We asked a number of students to reflect on their #JourneytoSTM through a unique path. Since no path is ever the same, we decided to share three individuals who came to the CSTM after teaching to briefly share their story.

Nick Fagnant, M.Ed., M.A.T.M., Ph.D. Student

“I never feel as alive as I do in a classroom or on retreat with my high school students. To quote Dr. Brené Brown, so many kids do not believe that they are “worthy of love and belonging,” and it was a deep honor to be able to accompany them through their desolations and into their consolations. I helped my students encounter Jesus as a friend and brother and spread that love beyond the borders of their own hearts and into our school and broader communities. Many of my students identified as LGBTQ+, and working with them was simultaneously joyous and heartbreaking. I journeyed to the CSTM to better engage with the theology that my LGBTQ+ students felt marginalized them and to help the Church better proclaim not only that LGBTQ+ folks are “worthy of love and belonging,” but celebrated as crucial members of the Body of Christ. When finishing my MATM, I realized that there was more work to be done, so I discerned that the Spirit was calling me to continue my journey into the PhD in Theology and Education. I am currently working to become a leader in the movement to ensure that the Church continues in its development toward loving our LGBTQ+ students in ways that would make my students proud.”

Samantha Eckrich, MATM ’24, Arrupe Jesuit High School Biology and Art Teacher in Denver, Colorado

“The past few years, I’ve been working at Arrupe Jesuit High School as a Biology and Art Teacher in Denver, Colorado. I started there as a part of a volunteer program after graduating, and at this point, I didn’t know what shape my life would take. I followed the inner impulse to become a teacher almost on a whim. I had a sense that here was a profession that would be challenging in the best of ways–I wanted to place myself in a sphere where I knew I would grow. And I did. Part of this was the incredible community of supportive and joyful staff, but it was also at it’s core, the relationships with students themselves. My first year of teaching, I would have been horrified at a bottle of blue paint exploding across a room of twenty-five Freshmen. It would signify a feeling of failure and lack of control. But by the end of my time as a teacher, I had become a person who stopped, assessed, but then broke into laughter at the ridiculous scene of shocked blue faces and fresh paint dripping down dress clothes onto the floor. The reaction of the class was nervous laughter as they joined in the shared moment–almost frozen in time–where the reality of companioning one another on the turbulent yet silly journey of life felt more tangible than ever. On this pilgrimage of becoming ourselves (teachers, people of faith, more fully-realized humans), there are moments we get to stop and see something in ourselves that isn’t the same; it has shifted or grown. When I reflect on my own development, I can see how teaching shaped me, and I can imagine how these activated gifts, desires, skills, and dreams might continue to flourish and morph in new contexts, on a tangential path. I once again found myself desiring to be placed in a space that would challenge and shape me anew, and I found the CSTM. I am only in my first few weeks here, so there are still many “blue paint moments” to come, but I’m here with open palms, ready to become.
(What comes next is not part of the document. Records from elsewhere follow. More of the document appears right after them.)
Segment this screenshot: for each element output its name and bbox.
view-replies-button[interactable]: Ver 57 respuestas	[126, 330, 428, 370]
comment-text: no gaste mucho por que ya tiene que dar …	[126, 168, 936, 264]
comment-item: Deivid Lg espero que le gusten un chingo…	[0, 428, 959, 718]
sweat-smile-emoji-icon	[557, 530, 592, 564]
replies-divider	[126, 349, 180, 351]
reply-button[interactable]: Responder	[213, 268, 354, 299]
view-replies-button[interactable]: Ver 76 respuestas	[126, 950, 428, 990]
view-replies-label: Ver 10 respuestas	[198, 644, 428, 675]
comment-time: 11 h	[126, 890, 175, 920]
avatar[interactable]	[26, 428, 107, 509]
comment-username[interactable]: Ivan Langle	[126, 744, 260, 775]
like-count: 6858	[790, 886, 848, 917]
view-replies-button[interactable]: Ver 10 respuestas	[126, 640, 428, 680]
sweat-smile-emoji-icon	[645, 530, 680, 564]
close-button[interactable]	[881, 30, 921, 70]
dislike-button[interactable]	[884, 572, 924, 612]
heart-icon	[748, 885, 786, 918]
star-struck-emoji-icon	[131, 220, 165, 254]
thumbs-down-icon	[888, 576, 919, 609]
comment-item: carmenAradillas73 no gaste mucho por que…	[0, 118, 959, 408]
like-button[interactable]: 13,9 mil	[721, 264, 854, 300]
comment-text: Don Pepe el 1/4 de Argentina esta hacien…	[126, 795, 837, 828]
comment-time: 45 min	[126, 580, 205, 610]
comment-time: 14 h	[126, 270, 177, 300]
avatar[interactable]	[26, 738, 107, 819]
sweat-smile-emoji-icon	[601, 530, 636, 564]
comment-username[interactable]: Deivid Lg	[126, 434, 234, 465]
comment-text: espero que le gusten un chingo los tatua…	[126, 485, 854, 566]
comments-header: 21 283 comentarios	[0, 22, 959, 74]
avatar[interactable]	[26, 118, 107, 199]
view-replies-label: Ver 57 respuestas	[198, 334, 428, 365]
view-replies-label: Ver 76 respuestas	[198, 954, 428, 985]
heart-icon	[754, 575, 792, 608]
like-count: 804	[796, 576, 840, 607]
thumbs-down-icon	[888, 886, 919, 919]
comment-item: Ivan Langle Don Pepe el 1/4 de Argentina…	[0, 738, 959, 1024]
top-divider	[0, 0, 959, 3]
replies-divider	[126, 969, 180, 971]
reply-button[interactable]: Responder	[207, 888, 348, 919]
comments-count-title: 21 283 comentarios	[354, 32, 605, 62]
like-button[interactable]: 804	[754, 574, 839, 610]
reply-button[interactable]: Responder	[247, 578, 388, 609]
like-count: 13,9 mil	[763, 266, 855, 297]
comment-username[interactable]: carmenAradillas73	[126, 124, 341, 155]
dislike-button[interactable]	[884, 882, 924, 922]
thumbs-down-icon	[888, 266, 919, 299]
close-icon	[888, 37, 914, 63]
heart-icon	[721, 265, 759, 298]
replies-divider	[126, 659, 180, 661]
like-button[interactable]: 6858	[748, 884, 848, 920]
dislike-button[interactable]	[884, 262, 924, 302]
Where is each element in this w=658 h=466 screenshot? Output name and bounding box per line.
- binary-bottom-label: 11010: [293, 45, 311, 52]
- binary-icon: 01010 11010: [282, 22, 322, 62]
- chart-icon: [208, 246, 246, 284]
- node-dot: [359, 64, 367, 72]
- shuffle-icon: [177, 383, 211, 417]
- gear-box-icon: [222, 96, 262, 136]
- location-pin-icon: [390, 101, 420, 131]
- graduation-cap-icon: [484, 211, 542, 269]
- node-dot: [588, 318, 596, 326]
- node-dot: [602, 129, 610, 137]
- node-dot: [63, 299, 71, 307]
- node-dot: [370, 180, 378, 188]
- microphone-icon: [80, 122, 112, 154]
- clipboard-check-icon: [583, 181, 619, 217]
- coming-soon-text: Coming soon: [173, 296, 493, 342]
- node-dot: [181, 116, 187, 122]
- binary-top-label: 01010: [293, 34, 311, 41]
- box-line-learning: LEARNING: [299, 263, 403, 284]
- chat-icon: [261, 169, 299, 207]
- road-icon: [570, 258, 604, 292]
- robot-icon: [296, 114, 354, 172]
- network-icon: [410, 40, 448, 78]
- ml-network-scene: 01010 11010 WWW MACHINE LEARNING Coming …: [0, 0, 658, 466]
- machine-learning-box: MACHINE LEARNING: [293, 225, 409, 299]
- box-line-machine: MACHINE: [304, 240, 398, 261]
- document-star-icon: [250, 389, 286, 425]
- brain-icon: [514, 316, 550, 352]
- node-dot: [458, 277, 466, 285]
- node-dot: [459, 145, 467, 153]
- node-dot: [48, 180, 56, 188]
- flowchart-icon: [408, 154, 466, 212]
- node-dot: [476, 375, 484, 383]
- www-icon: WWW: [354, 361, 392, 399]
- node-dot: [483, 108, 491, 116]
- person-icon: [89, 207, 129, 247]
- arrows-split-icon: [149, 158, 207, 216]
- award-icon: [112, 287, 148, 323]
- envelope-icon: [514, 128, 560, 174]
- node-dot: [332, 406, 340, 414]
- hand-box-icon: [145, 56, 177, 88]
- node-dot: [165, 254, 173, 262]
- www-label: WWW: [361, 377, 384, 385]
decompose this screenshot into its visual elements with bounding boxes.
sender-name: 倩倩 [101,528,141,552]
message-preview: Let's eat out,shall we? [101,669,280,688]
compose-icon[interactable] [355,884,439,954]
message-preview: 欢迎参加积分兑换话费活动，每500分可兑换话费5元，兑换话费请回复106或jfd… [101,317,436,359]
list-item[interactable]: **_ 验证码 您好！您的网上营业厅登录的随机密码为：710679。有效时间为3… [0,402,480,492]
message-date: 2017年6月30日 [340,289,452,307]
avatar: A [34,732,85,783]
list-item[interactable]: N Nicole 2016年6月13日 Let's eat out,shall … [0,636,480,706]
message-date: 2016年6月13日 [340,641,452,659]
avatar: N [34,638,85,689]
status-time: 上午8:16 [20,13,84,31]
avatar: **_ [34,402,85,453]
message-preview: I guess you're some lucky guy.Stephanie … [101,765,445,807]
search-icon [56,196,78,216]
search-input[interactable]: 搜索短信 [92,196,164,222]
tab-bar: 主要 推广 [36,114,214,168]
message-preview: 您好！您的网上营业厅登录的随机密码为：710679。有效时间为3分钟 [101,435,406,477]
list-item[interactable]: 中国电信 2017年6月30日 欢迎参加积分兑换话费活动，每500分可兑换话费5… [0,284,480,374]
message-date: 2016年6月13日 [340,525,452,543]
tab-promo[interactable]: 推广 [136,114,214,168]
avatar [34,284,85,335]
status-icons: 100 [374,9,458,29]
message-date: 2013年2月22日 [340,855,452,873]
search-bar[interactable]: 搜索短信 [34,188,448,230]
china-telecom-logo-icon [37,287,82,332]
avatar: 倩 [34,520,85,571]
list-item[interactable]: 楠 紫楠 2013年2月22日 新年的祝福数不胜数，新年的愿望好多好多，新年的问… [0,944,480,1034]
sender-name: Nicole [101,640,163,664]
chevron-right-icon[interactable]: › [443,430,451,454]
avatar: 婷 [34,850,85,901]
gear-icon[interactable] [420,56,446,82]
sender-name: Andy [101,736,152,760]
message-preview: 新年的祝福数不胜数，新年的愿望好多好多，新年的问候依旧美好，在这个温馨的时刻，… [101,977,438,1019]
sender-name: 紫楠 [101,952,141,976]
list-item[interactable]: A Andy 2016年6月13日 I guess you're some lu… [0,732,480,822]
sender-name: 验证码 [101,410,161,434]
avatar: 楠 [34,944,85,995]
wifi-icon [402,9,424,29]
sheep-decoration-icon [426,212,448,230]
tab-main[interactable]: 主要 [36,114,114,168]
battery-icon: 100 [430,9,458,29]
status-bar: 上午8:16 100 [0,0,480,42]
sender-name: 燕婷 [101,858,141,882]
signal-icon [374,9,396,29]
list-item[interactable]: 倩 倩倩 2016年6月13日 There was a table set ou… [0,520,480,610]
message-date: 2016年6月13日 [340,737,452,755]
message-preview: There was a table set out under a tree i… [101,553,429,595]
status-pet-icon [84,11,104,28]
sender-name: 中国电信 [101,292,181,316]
Jack Connors,  Teacher for four years at Aquinas High School in Augusta, GA.

“As I sat, profoundly exhausted, in the back of the dark, gently rustling chapel, I wondered what on earth I was doing. It was a Friday in Lent, a perfect excuse for a much needed break from the classroom for both myself and my students to spend the hour in adoration. As I glanced around, a few students were frantically studying for a test, at least a dozen were asleep, and a few more were furtively (or at least they thought) playing games on their phones. A lone student or two was kneeling in prayer.

Slightly annoyed by the general obstinacy, I reflected on my choice to become a high school history teacher three years prior. I was going to make a difference. Stories, leaders, progress: these things mattered and I could inspire students to change the world. The reality, though, was long hours of talking about facts no one would remember, interrupted by endless squabbles over grades or due dates. Yes, there were moments when a spark in students’ eyes would let me know that what we were doing mattered, but was it enough?

As I glanced around the room, from the Blessed Sacrament back to the kids, the reality spoke to me. I chose this career because I truly want to help these kids grow as people, not simply as essay writers or college applicants. Deep down, I truly want to care for them- even the one now audibly snoring in the front row. Sitting in that slightly stuffy, overcrowded chapel the answer was suddenly clear. The call was to authentically care for young people, and I was going to need help to live it out.

A year later, I applied to the School of Theology and Ministry at Boston College. Here I have been able to think about education not simply as memorization of facts or comprehension of dogmas, but as a ministry. My classes are preparing me to not only help students come to know the teachings of the Church, but know they are loved and cared for through my own witness to the love and mercy of my silent, yet assertive, dialogue partner from that day in the chapel.”